On June 11, the People’s Daily -- the mouthpiece paper of China’s Communist Party -- published an article in its overseas edition with the headline “Will Venezuela Default?” After considering its willingness and ability to pay, the author concludes the answer is no and chalks up all the talk about default to media speculation. The article also makes the case for China, whose $3.2 trillion of foreign reserves are the world’s largest, to maintain its support to Venezuela.
“From a long-term perspective, it makes emotional and rational sense for the Chinese side to provide aid within our capacity for partners stuck in economic difficulty like Venezuela,” the article said.
Yet despite its apparent willingness to back Venezuela, Barclays Plc and Exotix Partners LLP are part of a growing group of market watchers that are skeptical that China is truly prepared to increase financing. Over the past decade, China has lent Venezuela about $50 billion, much of it intended to be repaid with oil supplies. But with Venezuela’s economy in tatters and political tensions rising, the country is struggling mightily to stay current on its debt.
“China does not seem willing to increase exposure to Venezuela in the current conditions of political and economic uncertainty,” said Alejandro Arreaza, an analyst at Barclays. “I’d be very surprised if they increase the debt.”
He estimates Venezuela owes about $20 billion to China.
China’s Foreign Ministry didn’t reply to a Bloomberg request for comment on the People’s Daily article and the country’s financial commitment to Venezuela.
Last month, China Foreign Ministry spokesman Hong Lei said the country agreed to explore ways to make the financing cooperation with Venezuela “more flexible” as oil prices plunge. On Wednesday, the Foreign Ministry said the two countries have enjoyed "real benefits" from cooperation.
Back when China’s appetite for oil and commodities seemed endless, the Asian nation bolstered its influence in Latin America through funding deals with a number of countries. Venezuela sits on the world’s biggest oil reserves.
Venezuela didn’t reply to a request for comment on financing from China. Vice President for Economic Policy Miguel Perez Abad had said in a May interview that China wants to keep supporting Venezuela, and a renewal of a $5 billion loan was likely to be completed in about 60 days.
The International Monetary Fund predicts Venezuela’s economy will shrink 8 percent in 2016, while its inflation rate will reach about 480 percent. The country depends on oil for 95 percent of its export revenue.
And with Venezuelans fed up with worsening shortages of everything from basic medicine to toilet paper, a push to oust President Nicolas Maduro is gaining traction and threatening to heighten political infighting.

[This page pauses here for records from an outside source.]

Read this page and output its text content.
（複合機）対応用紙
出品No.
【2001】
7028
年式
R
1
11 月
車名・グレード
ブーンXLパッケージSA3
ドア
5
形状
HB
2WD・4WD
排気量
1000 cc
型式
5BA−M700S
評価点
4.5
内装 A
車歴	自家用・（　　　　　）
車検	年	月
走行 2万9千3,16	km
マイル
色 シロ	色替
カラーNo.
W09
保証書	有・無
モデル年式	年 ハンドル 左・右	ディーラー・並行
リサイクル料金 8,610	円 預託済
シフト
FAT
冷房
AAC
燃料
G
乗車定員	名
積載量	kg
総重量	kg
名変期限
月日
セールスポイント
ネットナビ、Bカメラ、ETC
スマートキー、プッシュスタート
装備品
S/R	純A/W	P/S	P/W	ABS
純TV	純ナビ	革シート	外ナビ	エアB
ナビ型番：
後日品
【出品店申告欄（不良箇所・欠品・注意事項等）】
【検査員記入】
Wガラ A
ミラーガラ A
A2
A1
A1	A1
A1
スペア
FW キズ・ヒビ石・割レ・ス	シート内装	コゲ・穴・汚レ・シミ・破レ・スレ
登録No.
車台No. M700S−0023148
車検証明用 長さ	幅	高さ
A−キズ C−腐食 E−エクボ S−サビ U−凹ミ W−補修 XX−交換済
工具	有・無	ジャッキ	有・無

Not surprisingly, Venezuela’s debt is the most expensive to insure against non-payment in the world, based on credit-default swaps.
“Even if China is less willing to provide money, I think publicly they will still try to send supportive messages,” said Stuart Culverhouse, an analyst at London-based Exotix. “Venezuela sees China as very important, and as a key source of financing, and I think the reverse is perhaps not so true as it was. The perception is that China’s willingness to continue providing financing is becoming more limited, or tested.”